The following post about the social consequences of violent enforcement of urban regulations, particularly against migrant populations in China, was deleted from Sina Weibo sometime before 10:32am Hong Kong time today, June 4, 2012. The post was made by scholar Cui Weiping (崔卫平), who currently has just under 77,000 followers, according to numbers from Sina Weibo. [More on deleted posts at the WeiboScope Search, by the Journalism and Media Studies Centre].
Cui Weiping’s post reads as follows:
Nothing that happens disappears lightly, but rather it conditions our life in this world. A massive secret becomes a vast void. Long silences emerge as new histories and responsibilities. Aren’t certain things, when avoided, the avoidance of certain important things? How far exactly have our morals slid? How deep is our spiritual fall?

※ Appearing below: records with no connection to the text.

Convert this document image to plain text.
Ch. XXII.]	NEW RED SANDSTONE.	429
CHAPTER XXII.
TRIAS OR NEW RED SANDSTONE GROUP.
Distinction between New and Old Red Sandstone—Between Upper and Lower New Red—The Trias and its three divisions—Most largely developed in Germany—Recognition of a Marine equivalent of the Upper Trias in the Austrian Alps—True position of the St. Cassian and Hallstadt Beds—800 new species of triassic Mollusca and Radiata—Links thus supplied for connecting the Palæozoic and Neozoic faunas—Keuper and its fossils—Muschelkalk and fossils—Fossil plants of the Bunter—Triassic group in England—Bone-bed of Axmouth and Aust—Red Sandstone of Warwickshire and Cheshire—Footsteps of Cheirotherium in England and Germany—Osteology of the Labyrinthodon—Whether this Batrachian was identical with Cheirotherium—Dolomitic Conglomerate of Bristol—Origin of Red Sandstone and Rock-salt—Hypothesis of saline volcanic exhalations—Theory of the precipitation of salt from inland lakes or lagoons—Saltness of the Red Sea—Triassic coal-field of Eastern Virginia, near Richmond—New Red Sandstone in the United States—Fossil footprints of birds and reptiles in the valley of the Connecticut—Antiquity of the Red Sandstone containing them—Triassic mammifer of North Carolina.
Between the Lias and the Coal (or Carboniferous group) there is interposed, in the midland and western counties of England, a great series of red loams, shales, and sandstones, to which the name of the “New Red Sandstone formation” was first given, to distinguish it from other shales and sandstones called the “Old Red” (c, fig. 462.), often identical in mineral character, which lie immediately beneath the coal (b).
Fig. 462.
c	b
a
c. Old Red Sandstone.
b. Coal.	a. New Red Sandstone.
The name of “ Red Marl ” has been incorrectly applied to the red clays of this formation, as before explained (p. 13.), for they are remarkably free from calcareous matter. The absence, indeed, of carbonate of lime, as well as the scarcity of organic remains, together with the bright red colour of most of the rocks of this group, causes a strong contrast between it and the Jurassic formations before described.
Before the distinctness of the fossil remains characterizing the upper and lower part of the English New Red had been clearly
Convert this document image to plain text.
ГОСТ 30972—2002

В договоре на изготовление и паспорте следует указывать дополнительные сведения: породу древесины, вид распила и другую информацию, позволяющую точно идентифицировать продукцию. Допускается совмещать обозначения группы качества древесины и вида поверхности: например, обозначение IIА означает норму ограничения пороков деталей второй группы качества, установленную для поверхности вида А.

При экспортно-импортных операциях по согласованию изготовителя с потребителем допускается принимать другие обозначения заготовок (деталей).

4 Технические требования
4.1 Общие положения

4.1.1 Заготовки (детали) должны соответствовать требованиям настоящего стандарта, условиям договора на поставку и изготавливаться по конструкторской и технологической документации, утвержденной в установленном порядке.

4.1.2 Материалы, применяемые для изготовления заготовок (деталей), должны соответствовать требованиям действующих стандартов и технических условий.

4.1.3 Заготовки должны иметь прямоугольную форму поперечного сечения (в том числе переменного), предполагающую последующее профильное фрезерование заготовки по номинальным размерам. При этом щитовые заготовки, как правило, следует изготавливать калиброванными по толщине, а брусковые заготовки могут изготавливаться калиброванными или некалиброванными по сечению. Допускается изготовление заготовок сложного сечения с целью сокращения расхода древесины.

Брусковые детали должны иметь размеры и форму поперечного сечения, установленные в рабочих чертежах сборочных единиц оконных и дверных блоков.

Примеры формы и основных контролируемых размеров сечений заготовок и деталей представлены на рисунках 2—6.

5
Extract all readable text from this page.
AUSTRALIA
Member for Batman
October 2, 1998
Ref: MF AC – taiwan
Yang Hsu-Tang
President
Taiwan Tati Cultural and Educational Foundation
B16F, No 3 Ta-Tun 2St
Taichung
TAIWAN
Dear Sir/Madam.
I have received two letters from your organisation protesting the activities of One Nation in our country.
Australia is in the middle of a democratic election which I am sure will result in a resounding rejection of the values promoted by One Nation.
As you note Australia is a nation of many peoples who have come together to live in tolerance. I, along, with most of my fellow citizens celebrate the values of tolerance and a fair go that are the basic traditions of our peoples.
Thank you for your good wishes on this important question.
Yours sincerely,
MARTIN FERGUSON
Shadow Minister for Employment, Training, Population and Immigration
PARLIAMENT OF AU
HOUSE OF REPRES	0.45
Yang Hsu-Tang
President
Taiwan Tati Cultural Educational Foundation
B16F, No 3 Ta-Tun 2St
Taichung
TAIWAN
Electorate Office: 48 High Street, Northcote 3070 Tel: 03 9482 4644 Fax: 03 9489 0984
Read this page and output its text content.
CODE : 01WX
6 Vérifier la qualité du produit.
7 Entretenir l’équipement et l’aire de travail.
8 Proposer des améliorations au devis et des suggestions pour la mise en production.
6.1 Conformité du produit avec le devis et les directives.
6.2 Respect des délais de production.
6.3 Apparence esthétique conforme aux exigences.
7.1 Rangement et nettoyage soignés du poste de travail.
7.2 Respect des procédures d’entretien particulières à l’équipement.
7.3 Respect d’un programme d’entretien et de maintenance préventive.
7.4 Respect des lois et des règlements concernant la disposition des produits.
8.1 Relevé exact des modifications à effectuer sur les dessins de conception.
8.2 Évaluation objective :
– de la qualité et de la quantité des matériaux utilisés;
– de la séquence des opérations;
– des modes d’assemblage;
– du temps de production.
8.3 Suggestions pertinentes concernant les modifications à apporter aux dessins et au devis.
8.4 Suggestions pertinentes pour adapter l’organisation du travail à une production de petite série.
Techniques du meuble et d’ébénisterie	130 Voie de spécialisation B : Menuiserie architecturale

Cui’s post is accompanied with a lengthy text-as-image file topped with a photo showing a young boy who seems to be seething with anger as he is apparently forced up against a wall by urban enforcement officers, or chengguan (城管), who are tasked with dealing with unlicensed peddlers in China’s cities, “illegal” construction and other matters. According to the description, the boy is the son of a migrant woman who has just been dragged away by the officers. The crying girl just visible behind the boy is his sister, according to the text file. The men in uniform standing behind the children wear different hats denoting different government offices.
Cui Weiping’s original Chinese post follows:
所有发生过的,都不会轻易消失,会成为我们在这个世界上生活的前提。某个巨大的秘密会成为一个巨大的虚空。长期的沉默构成了另外一些历史和责任。回避了某件事情,是不是也回避了另外一些重要的事情?到底我们道德尺度滑出了多远。我们在精神上的沦陷有多深?
NOTE: All posts to The Anti-Social List are listed as “permission denied” in the Sina Weibo API, which means they were deleted by Weibo managers, not by users themselves.